His heart would soon burst, and Sucus was running to burst his heart. The blood in his throat and chest beat the time of running feet. But they were no longer his feet. She was running towards him. She was at the other end of Park Avenue and with every stride she was coming closer. Often his eyes were shut. People stepped aside for him, cleared a way, as happens for the mad. Traffic stopped and drivers smiled with a patience unimaginable for that hour in the city — as if for a few seconds they had become camel drivers in the desert. To see madness in another bestows a kind of calm. She was wearing her panther dress pulled up to the top of her thighs and she was running barefoot.

The wail did not stop, but as he ran he held out his arms towards her. He was passing Spallanzi metro station. She was running faster than ever towards him. He could see her two missing teeth and her large hands. He ran on. She was upon him and he could hear her gasping. She ran through him, clean through him.

A schoolgirl who had come up the steps from the station saw a man running towards her with his arms held out rigid in front of him. Quickly, she pressed herself against the wall. He ran past. Minutes later her pulse was still racing. She continued to tremble, not because she had narrowly escaped being run down by this man, but on account of what she had glimpsed as he passed, of his face. Its features had been so contorted that they were no longer two eyes, a nose, a mouth, ears. His face had turned into an armful of snakes and the snakes were devouring one another.

First I drive the anvil into the grass bank, then I arrange myself above it, sitting on the slope. My boots with their metal eyelets point up in the air. My woolen stockings are, as usual, a little rucked. The anvil is where it should be, between my skinny thighs, and the blade of the scythe, which I’ve detached from the helve, lies across my lap.

Tapping again? demands Hercule.

My eyesight’s going.

Give it to me a moment. I hand him up the blade and he clicks his fingernail against it. Zing! No resonance! You can’t find a good scythe these days. He flicks it again. You can hear it, can’t you. No note at all. Trash!

I remember a scythe, Hercule goes on, which when you struck it, sung like a lark.

He walks slowly and painfully towards his house, where Jeanne is turning the cows out into the field, and I stay sitting on the bank, pick up my hammer, hold the blade to the anvil, and tap. I tap from the corner to the point. Drops of sweat fall on to the lenses of my glasses and the curve of the black metal blurs, blurs before my eyes.

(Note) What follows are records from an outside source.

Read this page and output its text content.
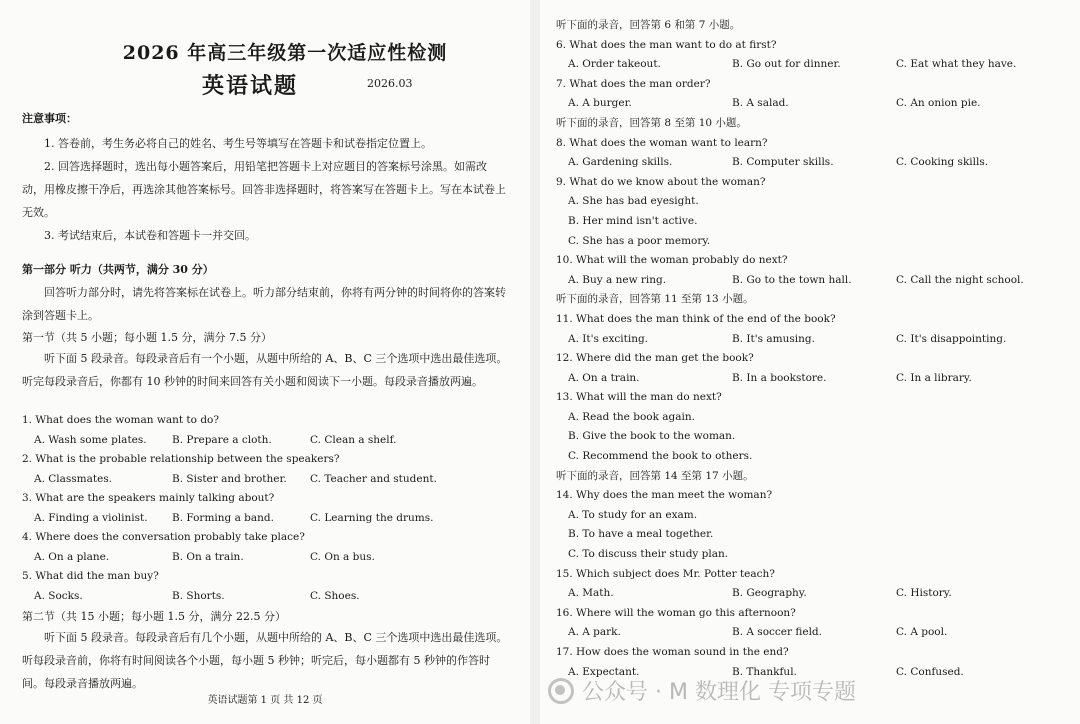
2026 年高三年级第一次适应性检测
英语试题	2026.03
注意事项：

1. 答卷前，考生务必将自己的姓名、考生号等填写在答题卡和试卷指定位置上。

2. 回答选择题时，选出每小题答案后，用铅笔把答题卡上对应题目的答案标号涂黑。如需改动，用橡皮擦干净后，再选涂其他答案标号。回答非选择题时，将答案写在答题卡上。写在本试卷上无效。

3. 考试结束后，本试卷和答题卡一并交回。

第一部分 听力（共两节，满分 30 分）

回答听力部分时，请先将答案标在试卷上。听力部分结束前，你将有两分钟的时间将你的答案转涂到答题卡上。

第一节（共 5 小题；每小题 1.5 分，满分 7.5 分）

听下面 5 段录音。每段录音后有一个小题，从题中所给的 A、B、C 三个选项中选出最佳选项。听完每段录音后，你都有 10 秒钟的时间来回答有关小题和阅读下一小题。每段录音播放两遍。

1. What does the woman want to do?

A. Wash some plates.	B. Prepare a cloth.	C. Clean a shelf.

2. What is the probable relationship between the speakers?

A. Classmates.	B. Sister and brother.	C. Teacher and student.

3. What are the speakers mainly talking about?

A. Finding a violinist.	B. Forming a band.	C. Learning the drums.

4. Where does the conversation probably take place?

A. On a plane.	B. On a train.	C. On a bus.

5. What did the man buy?

A. Socks.	B. Shorts.	C. Shoes.
第二节（共 15 小题；每小题 1.5 分，满分 22.5 分）

听下面 5 段录音。每段录音后有几个小题，从题中所给的 A、B、C 三个选项中选出最佳选项。听每段录音前，你将有时间阅读各个小题，每小题 5 秒钟；听完后，每小题都有 5 秒钟的作答时间。每段录音播放两遍。

英语试题第 1 页 共 12 页
听下面的录音，回答第 6 和第 7 小题。

6. What does the man want to do at first?

A. Order takeout.	B. Go out for dinner.	C. Eat what they have.

7. What does the man order?

A. A burger.	B. A salad.	C. An onion pie.
听下面的录音，回答第 8 至第 10 小题。

8. What does the woman want to learn?

A. Gardening skills.	B. Computer skills.	C. Cooking skills.

9. What do we know about the woman?

A. She has bad eyesight.
B. Her mind isn't active.
C. She has a poor memory.

10. What will the woman probably do next?

A. Buy a new ring.	B. Go to the town hall.	C. Call the night school.
听下面的录音，回答第 11 至第 13 小题。

11. What does the man think of the end of the book?

A. It's exciting.	B. It's amusing.	C. It's disappointing.

12. Where did the man get the book?

A. On a train.	B. In a bookstore.	C. In a library.

13. What will the man do next?

A. Read the book again.
B. Give the book to the woman.
C. Recommend the book to others.
听下面的录音，回答第 14 至第 17 小题。

14. Why does the man meet the woman?

A. To study for an exam.
B. To have a meal together.
C. To discuss their study plan.

15. Which subject does Mr. Potter teach?

A. Math.	B. Geography.	C. History.

16. Where will the woman go this afternoon?

A. A park.	B. A soccer field.	C. A pool.

17. How does the woman sound in the end?

A. Expectant.	B. Thankful.	C. Confused.
公众号 · M 数理化 专项专题
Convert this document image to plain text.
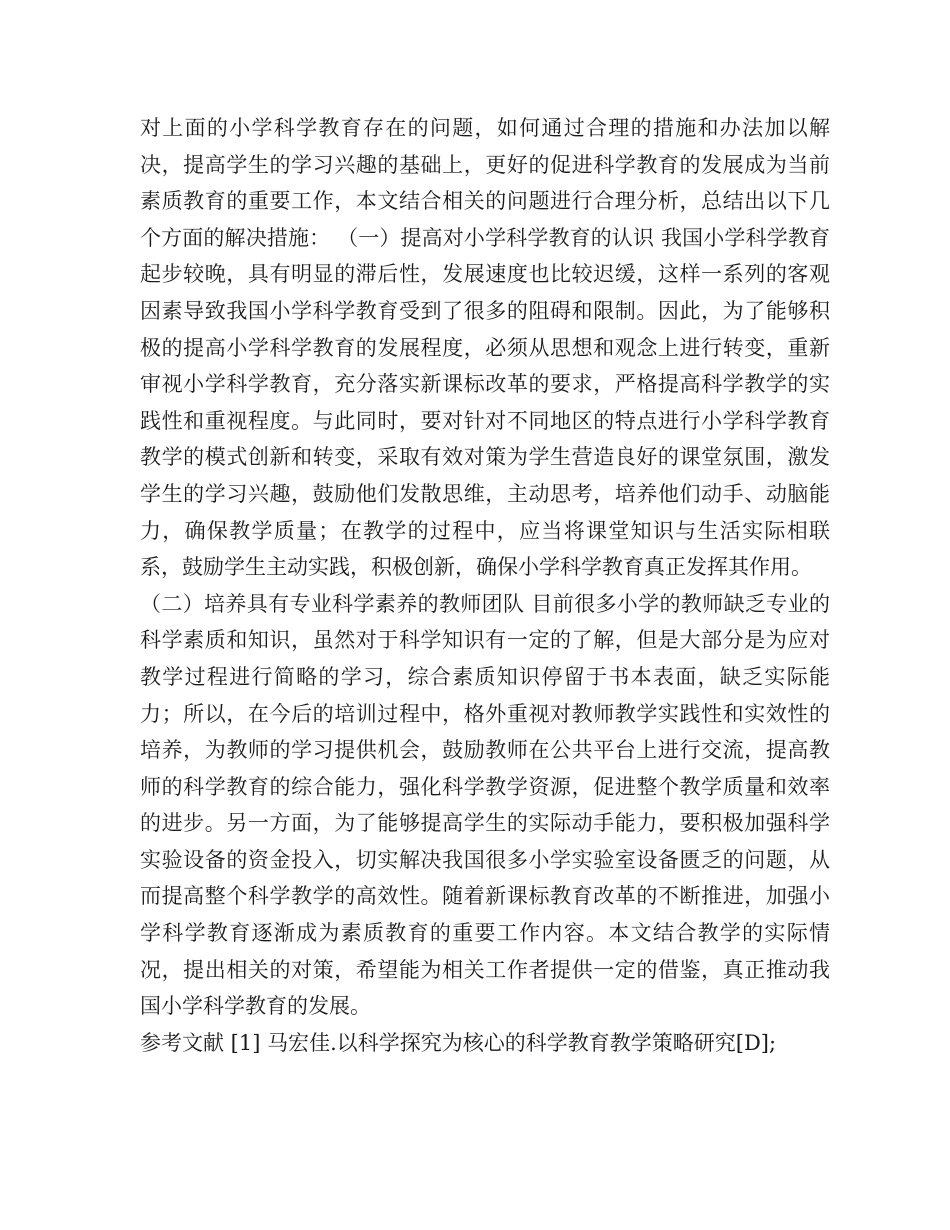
对上面的小学科学教育存在的问题，如何通过合理的措施和办法加以解决，提高学生的学习兴趣的基础上，更好的促进科学教育的发展成为当前素质教育的重要工作，本文结合相关的问题进行合理分析，总结出以下几个方面的解决措施： （一）提高对小学科学教育的认识 我国小学科学教育起步较晚，具有明显的滞后性，发展速度也比较迟缓，这样一系列的客观因素导致我国小学科学教育受到了很多的阻碍和限制。因此，为了能够积极的提高小学科学教育的发展程度，必须从思想和观念上进行转变，重新审视小学科学教育，充分落实新课标改革的要求，严格提高科学教学的实践性和重视程度。与此同时，要对针对不同地区的特点进行小学科学教育教学的模式创新和转变，采取有效对策为学生营造良好的课堂氛围，激发学生的学习兴趣，鼓励他们发散思维，主动思考，培养他们动手、动脑能力，确保教学质量；在教学的过程中，应当将课堂知识与生活实际相联系，鼓励学生主动实践，积极创新，确保小学科学教育真正发挥其作用。

（二）培养具有专业科学素养的教师团队 目前很多小学的教师缺乏专业的科学素质和知识，虽然对于科学知识有一定的了解，但是大部分是为应对教学过程进行简略的学习，综合素质知识停留于书本表面，缺乏实际能力；所以，在今后的培训过程中，格外重视对教师教学实践性和实效性的培养，为教师的学习提供机会，鼓励教师在公共平台上进行交流，提高教师的科学教育的综合能力，强化科学教学资源，促进整个教学质量和效率的进步。另一方面，为了能够提高学生的实际动手能力，要积极加强科学实验设备的资金投入，切实解决我国很多小学实验室设备匮乏的问题，从而提高整个科学教学的高效性。随着新课标教育改革的不断推进，加强小学科学教育逐渐成为素质教育的重要工作内容。本文结合教学的实际情况，提出相关的对策，希望能为相关工作者提供一定的借鉴，真正推动我国小学科学教育的发展。

参考文献 [1] 马宏佳.以科学探究为核心的科学教育教学策略研究[D];
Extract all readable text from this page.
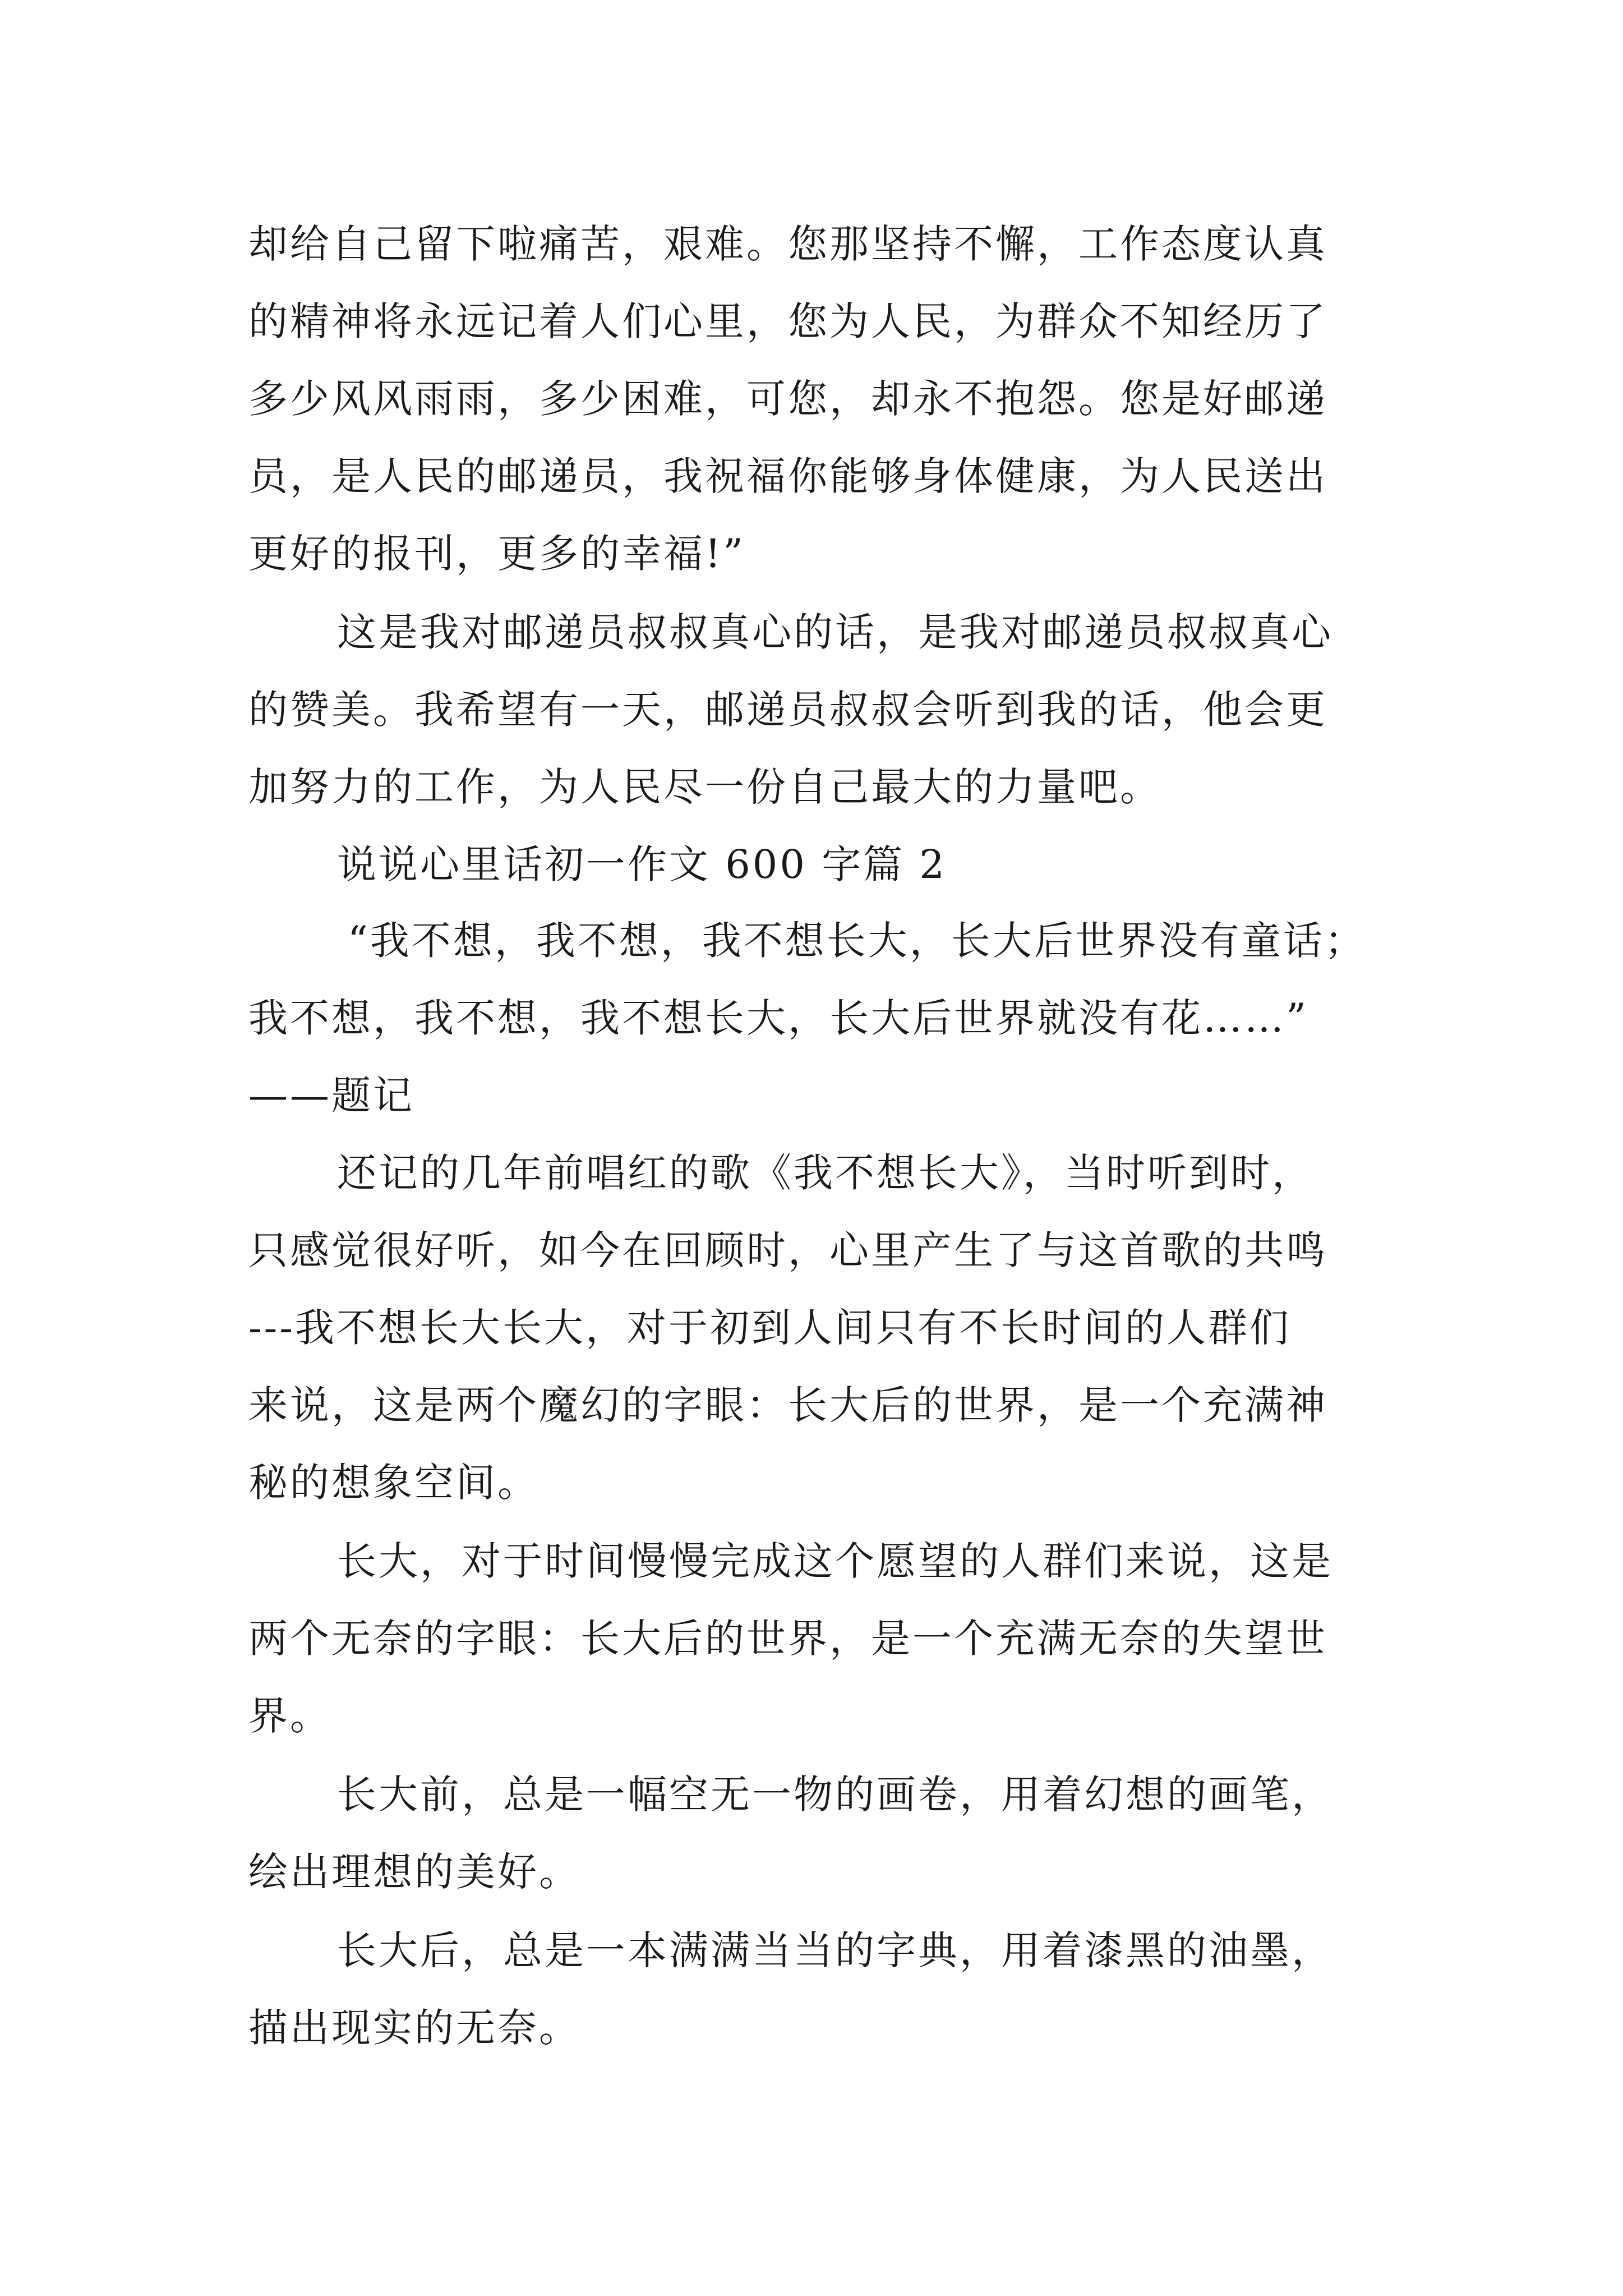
却给自己留下啦痛苦，艰难。您那坚持不懈，工作态度认真

的精神将永远记着人们心里，您为人民，为群众不知经历了

多少风风雨雨，多少困难，可您，却永不抱怨。您是好邮递

员，是人民的邮递员，我祝福你能够身体健康，为人民送出

更好的报刊，更多的幸福!”

这是我对邮递员叔叔真心的话，是我对邮递员叔叔真心

的赞美。我希望有一天，邮递员叔叔会听到我的话，他会更

加努力的工作，为人民尽一份自己最大的力量吧。

说说心里话初一作文 600 字篇 2

“我不想，我不想，我不想长大，长大后世界没有童话；

我不想，我不想，我不想长大，长大后世界就没有花……”

——题记

还记的几年前唱红的歌《我不想长大》，当时听到时，

只感觉很好听，如今在回顾时，心里产生了与这首歌的共鸣

---我不想长大长大，对于初到人间只有不长时间的人群们

来说，这是两个魔幻的字眼：长大后的世界，是一个充满神

秘的想象空间。

长大，对于时间慢慢完成这个愿望的人群们来说，这是

两个无奈的字眼：长大后的世界，是一个充满无奈的失望世

界。

长大前，总是一幅空无一物的画卷，用着幻想的画笔，

绘出理想的美好。

长大后，总是一本满满当当的字典，用着漆黑的油墨，

描出现实的无奈。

Night fell in Troy. Sucus found himself alone by the docks, near the Customs House. There were soldiers there with a searchlight. He climbed up to the waste lot, where he had waited for Zsuzsa on their first night. There was a lamp on in the Cadillac. Sucus didn’t approach. He lay on the grassy bank. Sleep, I whispered to him, sleep.

He woke to hear a voice in his ear and he turned round to see a head in the grass.

Sometimes I have good dreams, said the man who had lost both legs.

Sucus stared at him as if he, Sucus, had gone deaf and had to lip-read.

Last Tuesday, I dreamt of brandy, said the man.

The soldiers on the road below were playing with their searchlight. The man’s lips were grey.

I was going to drink the whole bottle, said the man who lived in the Cadillac, and then it occurred to me it would be cleverer to leave a mouthful for the next time. So far I’ve not been able to get back. You look in a bad way, friend. Suppose we move over to the car, and I’ll make some coffee.

Sucus said nothing.

The man with the sandals strapped to his elbows dragged himself up the hill. It took a long time. Sometimes he seemed to slip back like a fly climbing up a window pane. Yet compared to Sucus, he felt able-bodied and agile. This did not surprise him, for he knew that every hour in Troy invisible blows fell and destroyed limbs without a name.